Blendi Gonjxhi, head of the government office that oversees Albania’s road transport services, told the Jewish Telegraphic Agency that Israel was completely justified in striking back at Hamas after its bloody rampage.

“Things must be seen as they are,” said Gonjxhi. “If you see how much money Hamas spent to prepare for this attack, you’ll understand why Gaza is so poor. You cannot build tunnels and rocket launchers in a crowded neighborhood and then complain that this neighborhood is being bombed, or ask the people you attacked to supply your water and electricity.”

A tale of two museums

When Nazi troops occupied the country, Albania’s inhabitants gave shelter to local Jews as well as refugees, hiding them in their homes, dressing them in native costume and even giving them Muslim names to fool the Germans — in keeping with the tradition of besa. To honor that tradition, Albania is building the Besa Museum, which will be dedicated to the stories of Albanian citizens who saved Jews during the Holocaust.

Albania’s national Holocaust memorial, situated in a Tirana park, has commemorative plaques in Albanian, English and Hebrew. (Larry Luxner)

The museum, which will be located in what is now a badly dilapidated mansion in Tirana — was announced in March by Rama during a visit to Jerusalem. But few details are available, and an onsite security guard refused to let a reporter in to take photos of the site.

“For 30 years, I’ve been dreaming of this. I never thought my idea of a Jewish museum would really happen,” said Anna Kohen, a retired New York dentist and author of the autobiographical “Flower of Vlora: Growing Up Jewish in Communist Albania.” Now 78 and living in Florida, she pitched the museum concept to city officials years ago.

Likewise, the 21,000-square-foot Jewish Museum of Albania, slated to open in 2025, will soon rise on the current site of Vlora’s Ethnographic Museum, which is located in the middle of a small plaza. For now, graffiti is scrawled on nearby walls next to the Sophie Caffé and other boutique shops.

The $2.5 million Vlora project is financed by the Albanian-American Development Fund (AADF) and is being designed by Israeli architect Etan Kimmel, whose Tel Aviv company beat four European firms for the winning bid.

“We’ve always been aware that it was necessary to have something to remind people of the long-term relationship between Albania and the Jews,” said the AADF’s project manager, Alketa Kurrizo. “This will be a 21st-century Jewish museum that talks not only about history and what we have done, but about Albania’s Jewish history going back to medieval times. This museum is one all of us will be proud of, and we’re sure that people from Israel will also come to visit.”

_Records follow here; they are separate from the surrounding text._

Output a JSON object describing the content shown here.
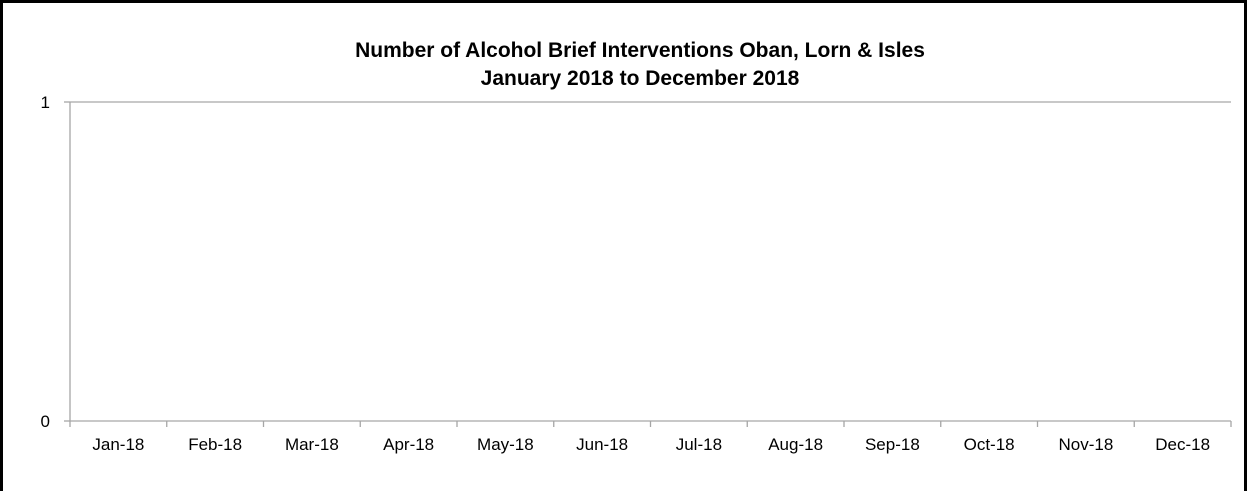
{
  "chart_data": {
    "type": "line",
    "title": "Number of Alcohol Brief Interventions Oban, Lorn & Isles",
    "subtitle": "January 2018 to December 2018",
    "categories": [
      "Jan-18",
      "Feb-18",
      "Mar-18",
      "Apr-18",
      "May-18",
      "Jun-18",
      "Jul-18",
      "Aug-18",
      "Sep-18",
      "Oct-18",
      "Nov-18",
      "Dec-18"
    ],
    "series": [],
    "xlabel": "",
    "ylabel": "",
    "ylim": [
      0,
      1
    ],
    "yticks": [
      "0",
      "1"
    ],
    "grid": false,
    "legend": "none",
    "colors": {
      "axis": "#a6a6a6",
      "frame": "#000000",
      "text": "#000000"
    }
  }
}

Upon completion, the museum will consist of one underground floor and four floors above ground as a modern glass extension to the existing historic building. Besides a permanent exhibit area, plans call for classrooms, office space, a library and an auditorium.

“This will be our first museum outside Israel,” said Kimmel, whose projects include the National Memorial at Mount Herzl, the Natural History Museum in Tel Aviv and Jerusalem’s Tower of David Museum, as well as numerous Israeli embassies around the world.

Both of the two planned museums are being financed by taxpayers in Albania, which despite a dramatic jump in tourism this year remains one of Europe’s poorest countries. Prince Leka insists it’s crucial for Albanians to know their past in order to prevent future atrocities — particularly in Europe, where violent assaults against Jews and firebombing of synagogues and other Jewish and Israeli targets have skyrocketed since the current war began.

“We have a huge amount of sympathy for Israel today,” he said. “What happened on Oct. 7 was not a military attack, it was a terrorist attack. Armies do not rape women, they do not abuse children. Anyone who justifies these criminal acts is on the wrong side of history.”